Una figura umana in lontananza negli sconfinati campi dai fili d’erba intrisi di sangue all’infuori dalle mura su un cespuglio non lontano da una sequoia elevata che faceva un piccolo alone d’ombra su quella calda giornata, calda perché estate e perché in tempi di guerra contro le creature che avevano soggiogato l’umanità per un secolo. Si trova steso e sanguinante il ragazzo, l’ultima speranza dell’umanità, il suo nome: Eren Jaeger. Era supino con l’addome ferito, la divisa dell’Armata Ricognitiva strappata e l’attrezzatura malfunzionante. Il suo sguardo puntava il cielo e gli occhi smeraldini guardavano con malinconia mista a rabbia le nuvole.

“Sono debole”

Furono le parole pronunciate dal castano in quel frangente dove le forze lo stavano abbandonando. Lui di norma non era un soldato che si arrendeva facilmente e spesso la sua impulsività prendeva il sopravvento a vedere i giganti, gli assassini di sua madre. Già...Eren e tutti i suoi amici avevano il sogno della libertà, una libertà paragonata a delle ali con le quali fuggire dal regime di terrore dei titani. I passi dei giganti nelle vicinanze erano sempre più intensi e per quanto fossero stupidi, non appena avrebbero visto Eren lo avrebbero divorato. Ma quei passi che sentiva...non erano di un gigante e una figura femminile gli si avvicinò e con una voce molto preoccupata e premurosa rimbombò nella testa del giovane in fin di vita.

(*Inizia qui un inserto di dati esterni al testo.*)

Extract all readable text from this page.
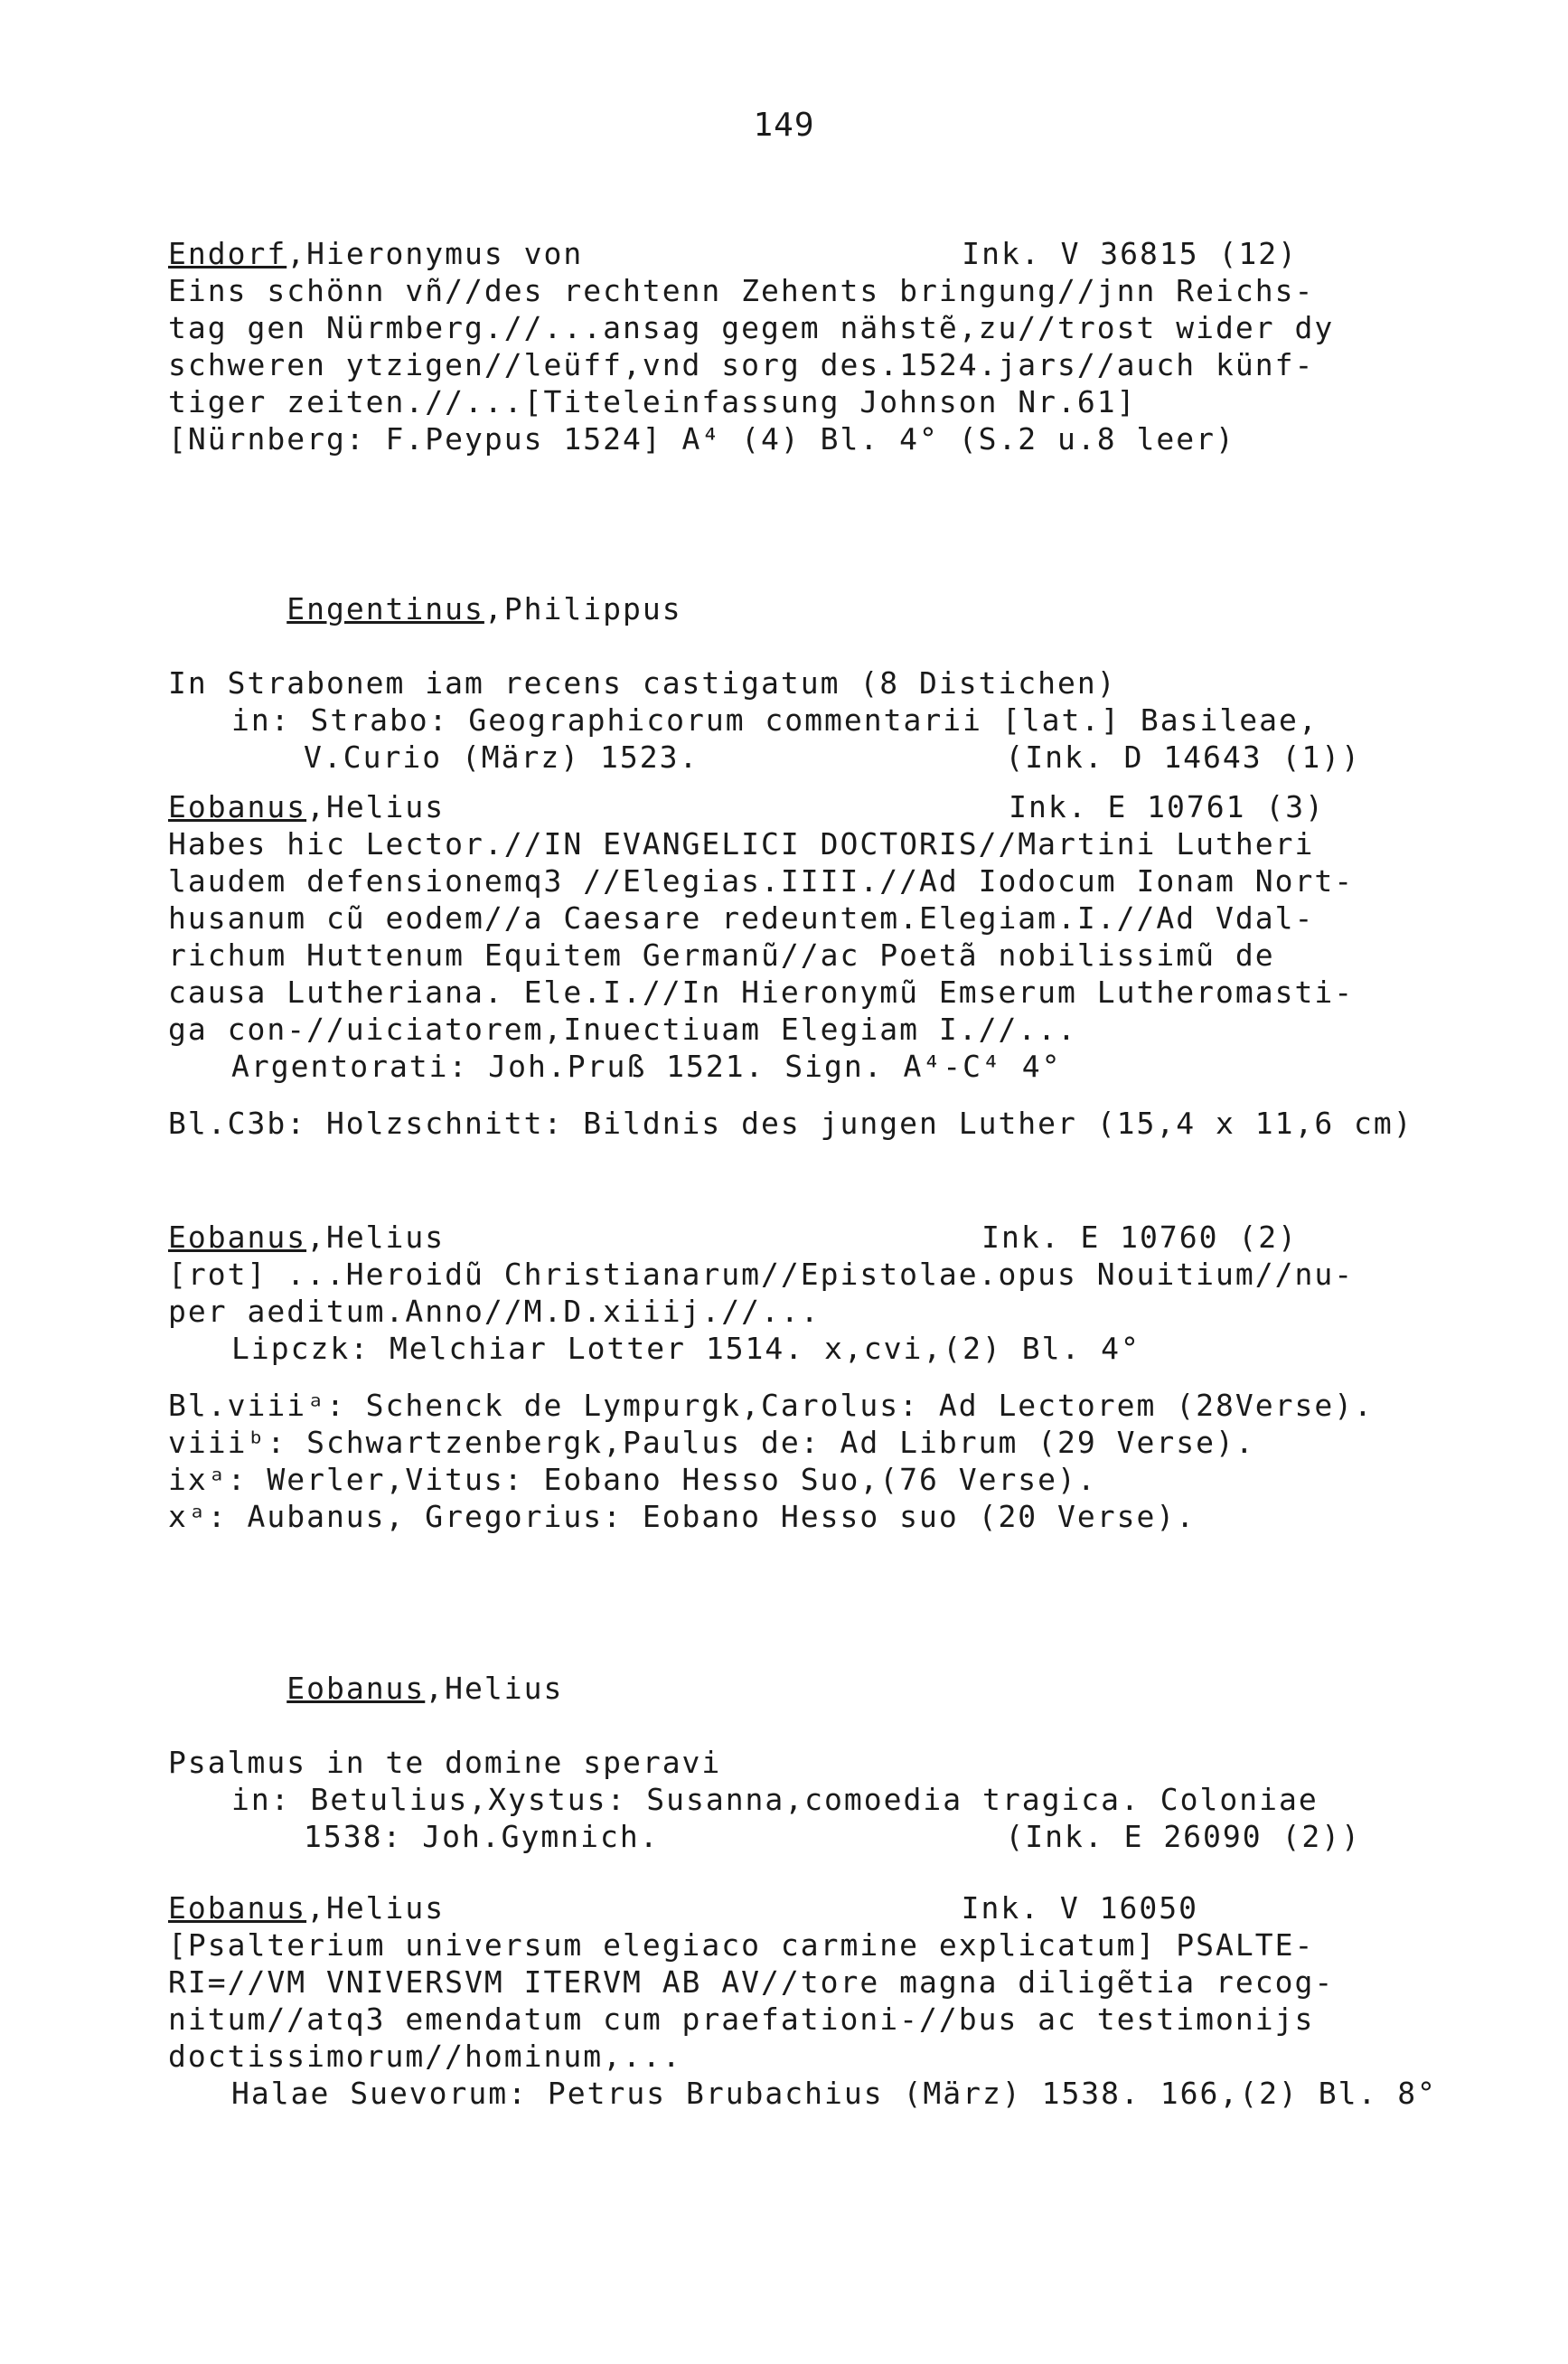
149
Endorf,Hieronymus von	Ink. V 36815 (12)
Eins schönn vñ//des rechtenn Zehents bringung//jnn Reichs-
tag gen Nürmberg.//...ansag gegem nähstẽ,zu//trost wider dy
schweren ytzigen//leüff,vnd sorg des.1524.jars//auch künf-
tiger zeiten.//...[Titeleinfassung Johnson Nr.61]
[Nürnberg: F.Peypus 1524] A⁴ (4) Bl. 4° (S.2 u.8 leer)

Engentinus,Philippus

In Strabonem iam recens castigatum (8 Distichen)
in: Strabo: Geographicorum commentarii [lat.] Basileae,
V.Curio (März) 1523.	(Ink. D 14643 (1))
Eobanus,Helius	Ink. E 10761 (3)
Habes hic Lector.//IN EVANGELICI DOCTORIS//Martini Lutheri
laudem defensionemq3 //Elegias.IIII.//Ad Iodocum Ionam Nort-
husanum cũ eodem//a Caesare redeuntem.Elegiam.I.//Ad Vdal-
richum Huttenum Equitem Germanũ//ac Poetã nobilissimũ de
causa Lutheriana. Ele.I.//In Hieronymũ Emserum Lutheromasti-
ga con-//uiciatorem,Inuectiuam Elegiam I.//...
Argentorati: Joh.Pruß 1521. Sign. A⁴-C⁴ 4°
Bl.C3b: Holzschnitt: Bildnis des jungen Luther (15,4 x 11,6 cm)
Eobanus,Helius	Ink. E 10760 (2)
[rot] ...Heroidũ Christianarum//Epistolae.opus Nouitium//nu-
per aeditum.Anno//M.D.xiiij.//...
Lipczk: Melchiar Lotter 1514. x,cvi,(2) Bl. 4°
Bl.viiiᵃ: Schenck de Lympurgk,Carolus: Ad Lectorem (28Verse).
viiiᵇ: Schwartzenbergk,Paulus de: Ad Librum (29 Verse).
ixᵃ: Werler,Vitus: Eobano Hesso Suo,(76 Verse).
xᵃ: Aubanus, Gregorius: Eobano Hesso suo (20 Verse).

Eobanus,Helius

Psalmus in te domine speravi
in: Betulius,Xystus: Susanna,comoedia tragica. Coloniae
1538: Joh.Gymnich.	(Ink. E 26090 (2))
Eobanus,Helius	Ink. V 16050
[Psalterium universum elegiaco carmine explicatum] PSALTE-
RI=//VM VNIVERSVM ITERVM AB AV//tore magna diligẽtia recog-
nitum//atq3 emendatum cum praefationi-//bus ac testimonijs
doctissimorum//hominum,...
Halae Suevorum: Petrus Brubachius (März) 1538. 166,(2) Bl. 8°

“Eren! Eren! Cosa è successo?!”

Con le mani sulla bocca corse accanto al castano molto preoccupata. Ma cos’era successo esattamente quel maledetto giorno...torniamo indietro di qualche ora. Il cielo era limpido nessuna nuvola. Il distretto di Trost era in fermento e tutti gli abitanti intasavano le strade e i vicoli. Il motivo era uno solo: era il giorno della sessantesima spedizione fuori dalle mura, ed era passato molto tempo dalla cinquantanovesima poichè i danni provocati dall’Armata Ricognitiva nel tentativo di fermare la furia del Titano dalle fattezze femminili rivelatasi poi Annie, compagna di addestramento di Eren. I mesi seguenti occupò l’Armata ad intensi addestramenti per un motivo che per molto tempo fu tenuto all’oscuro molto probabilmente per non spaventare le reclute (non subito almeno): dalla cima del Wall Rose fu avvistato un covo di titani o una sorta. L’intelligenza di queste bestie era stata davvero sottovalutata...La parata di questa spedizione fu solenne e al capo della fila di soldati a cavallo capeggiava il comandante Erwin Smith e il caporale Rivaille. In mezzo alla fila di settantacinque soldati vi erano i primi dieci classificati del 104° Corpo di Addestramento dunque anche Eren Jaeger e Mikasa Ackermann. Non nascose a se stesso di essere molto nervoso in quel momento e si strinse la chiave al petto ripetendo dentro di se:

“Li ucciderò tutti...e riprenderemo la nostra dignità”

Al solito la ragazza corvina per quanto esternamente risultasse molto rilassata e fredda, dentro di sè era molto preoccupata e l’aria di tensione che si era formata tra le file dell’esercito non aiutava a calmarla. Lei era forte e riflessiva....ma Eren? Per quanto al quinto posto tra i primi dieci classificati non aveva ancora fatto fuori neanche un gigante. Sentiva la necessità di parlargli.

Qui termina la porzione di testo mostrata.